Se lo puede llamar sublimación.
«El Presidente no tenía voluntad de poder; en cambio, tenía un profundo anhelo de reconocimiento; un deseo no de poder sino de aplauso; no de conducir sino de mostrarse», sostiene Peña.
Los analistas llaman sublimación a un mecanismo de defensa consistente en desviar la energía libidinal hacia zonas lejanas de su propósito original, zonas que pasan a ser sustitutos simbólicos, formas de gratificación que guardan una simple asociación fantasiosa con el objeto inicial del deseo. Para el político, el objeto del deseo es el poder, la capacidad de modelar la vida ajena desde la propia voluntad y desde las propias ideas (cuando las tiene). Justo lo que hoy el Presidente ni quiere, ni puede. En su caso, ejercer el poder y conferir predominio a la propia voluntad ya no es posible, y entonces las energías destinadas a lograrlo se contentan ahora con ese sustituto imperfecto, y brevemente lastimoso, de los discursos a la hora del almuerzo. Hablando sobre cosas no controversiales, cosas que no suscitan adhesión, pero tampoco rechazo y le proveen la experiencia fantasiosa, puramente escénica, de que está gobernando. ¿No es equivalente a eso —a una fantasía compensatoria— la escena del Presidente flanqueado por futbolistas, explicando la importancia del deporte mientras allá afuera los problemas de veras, Celestino Córdova entre ellos, ardían? ¿No hay algo de soledad y de abandono (el poder abandonando a quien hasta ahora no supo usarlo) en esas escenas a la hora del almuerzo con el Presidente hablando de turismo, redes 5G, la carretera de Ñuble y cosas así importantes, sin duda, pero propias de un ministro? ¿No se observa una resignada derrota en un Presidente que, sin otra cosa que decir, sin al parecer nada que decir en tanto Presidente, acaba suplantando a sus ministros e hilando discursos a la hora del almuerzo?
Los lingüistas —Jakobson entre ellos— al describir las funciones del lenguaje identifican una que llamaron función fática. Cuando las personas emplean el lenguaje en esa función no es que estén interesados en transmitir nada, sino que les preocupa simplemente cerciorarse de que hay un interlocutor al otro lado, alguien que escucha o simula hacerlo. Al ver al Presidente haciendo discursos intrascendentes sobre los más diversos temas a la hora del almuerzo se tiene la impresión de que en verdad él no tiene nada de veras que comunicar (o que no se atreve a comunicar lo que debiera) y que las puestas en escena en el estadio, en las Torres del Paine, en una carretera, o donde fuera, las tiene simplemente para mantener la ilusión de que hay una ciudadanía al otro lado, alguien que le escucha y que en vez de bostezos le presta atención. Esta función fática, este ejercicio de hablar de todo, no para decir algo sino simplemente para aparecer diciéndolo, es una forma de sublimar un deseo cuya satisfacción a estas alturas parece imposible: el deseo de gobernar de veras.

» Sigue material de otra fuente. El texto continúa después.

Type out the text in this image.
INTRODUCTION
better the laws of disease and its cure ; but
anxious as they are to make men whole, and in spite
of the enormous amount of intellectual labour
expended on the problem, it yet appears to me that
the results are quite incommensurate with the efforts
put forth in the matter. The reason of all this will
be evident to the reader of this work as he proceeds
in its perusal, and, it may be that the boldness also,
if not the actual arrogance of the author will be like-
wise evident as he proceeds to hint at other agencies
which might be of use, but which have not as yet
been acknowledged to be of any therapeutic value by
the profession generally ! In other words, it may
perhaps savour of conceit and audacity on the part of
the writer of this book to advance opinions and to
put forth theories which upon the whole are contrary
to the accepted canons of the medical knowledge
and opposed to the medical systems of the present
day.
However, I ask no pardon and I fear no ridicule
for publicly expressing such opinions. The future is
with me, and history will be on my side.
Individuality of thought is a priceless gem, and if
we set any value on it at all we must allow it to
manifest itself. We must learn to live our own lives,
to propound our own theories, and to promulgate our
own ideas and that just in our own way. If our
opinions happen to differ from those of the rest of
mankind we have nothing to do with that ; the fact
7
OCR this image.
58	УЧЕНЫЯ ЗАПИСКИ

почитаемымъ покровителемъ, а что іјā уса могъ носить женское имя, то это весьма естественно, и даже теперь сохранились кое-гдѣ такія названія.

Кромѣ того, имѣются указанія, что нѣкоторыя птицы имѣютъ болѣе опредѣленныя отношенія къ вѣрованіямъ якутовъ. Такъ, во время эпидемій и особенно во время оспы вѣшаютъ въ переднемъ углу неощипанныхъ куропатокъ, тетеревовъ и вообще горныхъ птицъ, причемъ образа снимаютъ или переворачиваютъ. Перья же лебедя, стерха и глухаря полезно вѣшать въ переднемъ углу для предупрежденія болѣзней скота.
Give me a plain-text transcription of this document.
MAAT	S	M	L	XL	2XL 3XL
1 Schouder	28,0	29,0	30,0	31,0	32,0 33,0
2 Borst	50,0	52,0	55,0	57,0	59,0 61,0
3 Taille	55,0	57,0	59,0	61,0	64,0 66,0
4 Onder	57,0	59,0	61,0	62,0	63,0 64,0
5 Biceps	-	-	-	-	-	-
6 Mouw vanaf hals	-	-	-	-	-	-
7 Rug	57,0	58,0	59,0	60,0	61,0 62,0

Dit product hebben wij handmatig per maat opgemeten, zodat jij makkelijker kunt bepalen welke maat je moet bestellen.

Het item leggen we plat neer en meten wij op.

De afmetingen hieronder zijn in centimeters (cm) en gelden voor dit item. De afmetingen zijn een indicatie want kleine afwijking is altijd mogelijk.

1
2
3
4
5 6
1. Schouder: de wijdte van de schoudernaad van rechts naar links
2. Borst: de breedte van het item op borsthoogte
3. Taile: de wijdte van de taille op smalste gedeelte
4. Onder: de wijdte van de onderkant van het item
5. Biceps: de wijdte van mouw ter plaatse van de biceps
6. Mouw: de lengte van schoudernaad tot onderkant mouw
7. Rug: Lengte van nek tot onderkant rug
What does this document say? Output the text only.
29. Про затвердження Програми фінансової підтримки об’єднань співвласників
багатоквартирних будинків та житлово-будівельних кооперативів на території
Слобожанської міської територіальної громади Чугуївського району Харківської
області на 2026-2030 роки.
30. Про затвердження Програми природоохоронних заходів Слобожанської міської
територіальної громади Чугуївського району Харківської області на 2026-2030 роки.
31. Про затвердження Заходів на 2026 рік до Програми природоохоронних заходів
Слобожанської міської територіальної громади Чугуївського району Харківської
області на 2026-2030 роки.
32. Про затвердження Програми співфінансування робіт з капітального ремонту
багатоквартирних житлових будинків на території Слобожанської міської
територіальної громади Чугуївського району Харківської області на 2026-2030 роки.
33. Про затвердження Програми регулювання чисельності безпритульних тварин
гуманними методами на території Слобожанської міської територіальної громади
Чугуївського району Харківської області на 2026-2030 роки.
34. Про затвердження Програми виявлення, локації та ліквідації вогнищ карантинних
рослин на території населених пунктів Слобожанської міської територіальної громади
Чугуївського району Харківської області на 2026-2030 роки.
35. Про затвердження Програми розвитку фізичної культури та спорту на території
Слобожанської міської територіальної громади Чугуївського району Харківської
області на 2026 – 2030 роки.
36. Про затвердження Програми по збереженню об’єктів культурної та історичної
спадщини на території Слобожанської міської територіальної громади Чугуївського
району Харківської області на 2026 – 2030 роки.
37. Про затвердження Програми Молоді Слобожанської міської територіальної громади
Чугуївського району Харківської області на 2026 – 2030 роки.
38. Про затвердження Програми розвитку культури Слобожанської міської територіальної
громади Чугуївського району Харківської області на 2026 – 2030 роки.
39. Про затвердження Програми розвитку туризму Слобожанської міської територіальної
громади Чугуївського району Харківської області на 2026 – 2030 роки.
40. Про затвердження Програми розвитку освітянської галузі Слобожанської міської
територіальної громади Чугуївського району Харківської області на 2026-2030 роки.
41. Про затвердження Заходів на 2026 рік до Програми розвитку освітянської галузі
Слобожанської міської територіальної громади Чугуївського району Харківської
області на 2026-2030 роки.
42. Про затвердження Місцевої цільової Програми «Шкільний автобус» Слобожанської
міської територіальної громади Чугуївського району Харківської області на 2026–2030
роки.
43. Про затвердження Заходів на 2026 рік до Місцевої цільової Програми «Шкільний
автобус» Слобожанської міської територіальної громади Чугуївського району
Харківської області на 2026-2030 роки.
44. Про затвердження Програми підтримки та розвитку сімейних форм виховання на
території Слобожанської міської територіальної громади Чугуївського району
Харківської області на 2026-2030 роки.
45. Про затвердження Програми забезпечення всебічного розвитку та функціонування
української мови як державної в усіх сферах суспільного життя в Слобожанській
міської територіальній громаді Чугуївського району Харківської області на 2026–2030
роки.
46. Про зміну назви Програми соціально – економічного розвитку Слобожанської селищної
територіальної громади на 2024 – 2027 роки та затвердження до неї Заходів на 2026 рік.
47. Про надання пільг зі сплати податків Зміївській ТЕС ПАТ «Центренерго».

Alguna vez habrá que hacer la disección tranquila de cómo pudo ocurrir que en apenas unos meses quedara al descubierto esta verdad incómoda: el Presidente no tenía voluntad de poder; en cambio, tenía un profundo anhelo de reconocimiento; un deseo no de poder sino de aplauso; no de conducir sino de mostrarse. Un objetivo para cuya consecución parece estar incluso dispuesto a participar de la mera escenografía del poder y dar discursos sobre esto y lo otro, intervenir sobre esto o aquello, para así contar con un sucedáneo que le permita sentir, siquiera bajo la forma de una fantasía, que está de veras al mando.